We all know that beauty trends are cyclical. The popular matte trend of the 2010s has been overtaken by the recent desire for ultra-shiny lips, an obvious resurgence of the makeup looks from the ’90s and early 2000s, when Lancome’s Juicy Tubes and Mac Lipglass were all the rage. For many lip-gloss enthusiasts, purchasing and reapplying these products has become its own sort of obsession, resulting in unnecessary — although, it depends on who you ask — large collections.

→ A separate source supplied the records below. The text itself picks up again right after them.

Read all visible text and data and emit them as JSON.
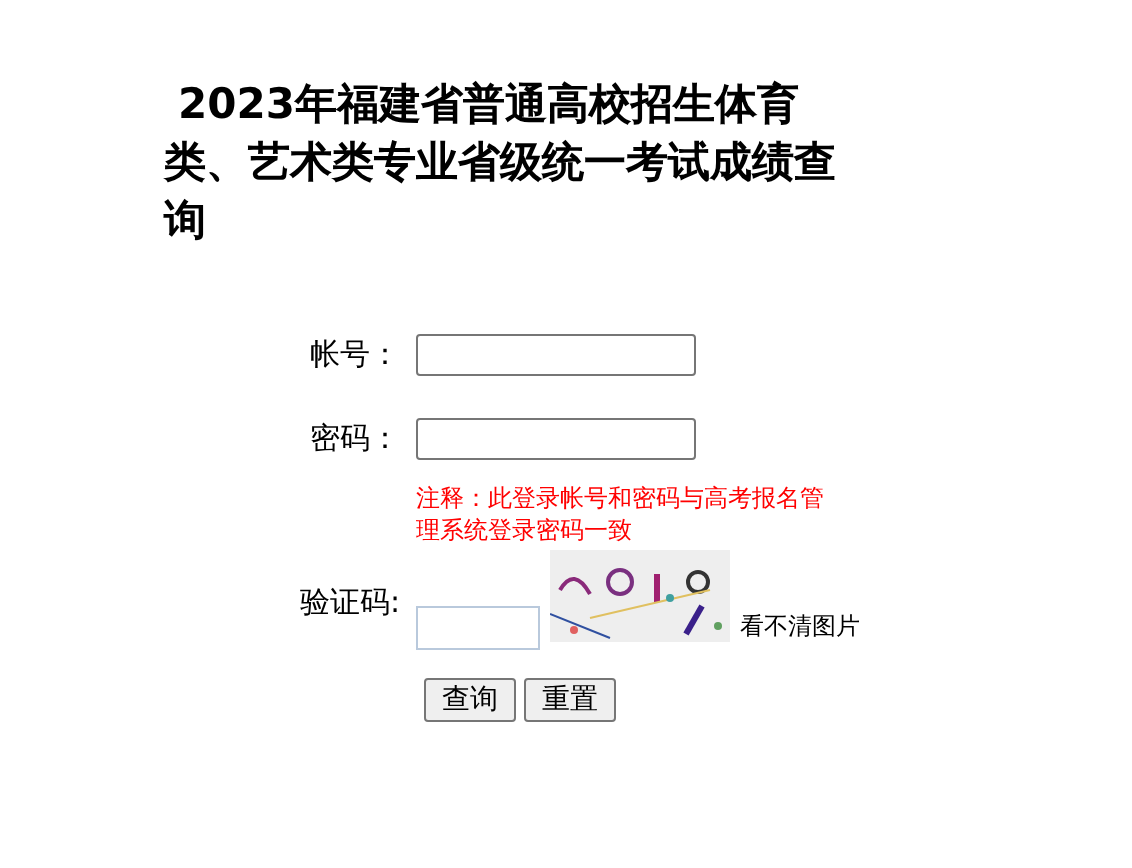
{
  "title": "2023年福建省普通高校招生体育类、艺术类专业省级统一考试成绩查询",
  "fields": [
    {
      "label": "帐号："
    },
    {
      "label": "密码："
    }
  ],
  "note": "注释：此登录帐号和密码与高考报名管理系统登录密码一致",
  "captcha": {
    "label": "验证码:",
    "refresh_link": "看不清图片"
  },
  "buttons": [
    "查询",
    "重置"
  ]
}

Last December, 27-year-old beauty influencer Ky Mason (@iamkytoo) posted a whopping five-part “lip product collection tour” on TikTok, featuring hundreds of balms, glosses, and lipsticks from both high-end and low-end brands. “I personally find that some of the drugstore lip oils provide the same amount of shine, hydration, and color options as some of the more expensive options I’ve tried for a fraction of the price,” Mason says. Another influencer, 21-year-old Clara Li, (@ok_clara) describes herself as a “squeezy (tip) lip balm connoisseur. “I have multiple in my bag, one on my nightstand, one in the bathroom, one by the couch, and various spare lip balms stocked around the house, too,” she says.

To accommodate lip gloss superfans like Mason and Li, Hailey Bieber is even selling gray Rhode phone cases that customers can attach their glosses to the back of. Given that a common cellphone attachment is typically a cardholder, this innovative gadget implies that lip balm, specifically Rhode’s, is just as crucial to carry around as your driver’s license. By all accounts, it seems like lip products have become more than just cheap, everyday essentials to mindlessly throw into your purse. In the post-pandemic era, where our mouths are unmasked most of the time, they’ve evolved into miniature status symbols for influencers and casual “makeup girlies” alike.

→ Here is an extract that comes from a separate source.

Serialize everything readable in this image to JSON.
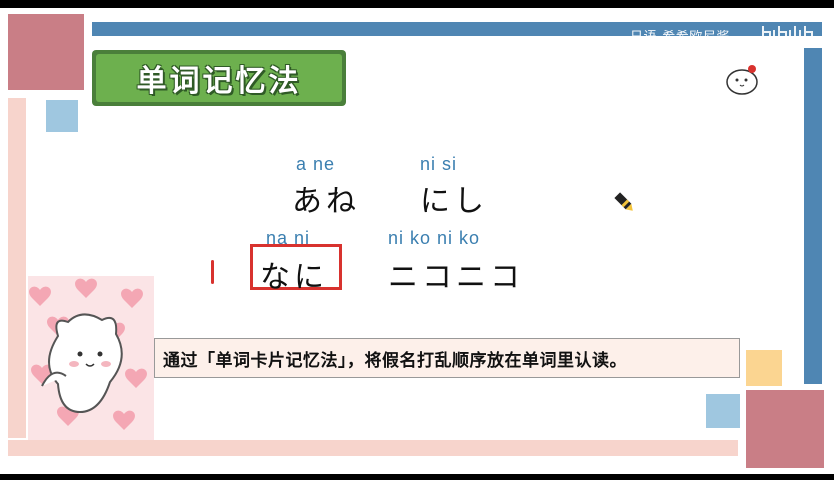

Still, our beauty routines and consumption habits tend to communicate something deeper about our physical anxieties and economic realities. So what does our current overconsumption of lip gloss tell us about young people right now?

The Kylie Jenner era of lip filler is (kind of) over

Kylie Jenner at the Vanity Fair Oscars Party in Beverly Hills, California, on March 10, 2024.
Michael Tran/AFP via Getty Images

The last time beauty influencers paid this much attention to their mouths was a decade ago, when reality star-turned-beauty mogul Kylie Jenner disclosed that she had gotten lip filler after intense speculation from the public.

As a result, the desire for big lips saw a peak in the mid-2010s. In 2015, the American Society of Plastic Surgeons reported ​​27,449 lip implant procedures. (That’s one procedure every 19 minutes.) There were also a number of hazardous lip-enhancing hacks that emerged on social media, like the “Kylie Jenner Challenge,” which used suction from a shot glass, and a lip-lifting trick involving glue. Most notably, Jenner was able to capitalize off the publicity surrounding her newly plump lips by launching Kylie Cosmetics in 2015, which kicked off by selling matte lip kits to help customers achieve her look.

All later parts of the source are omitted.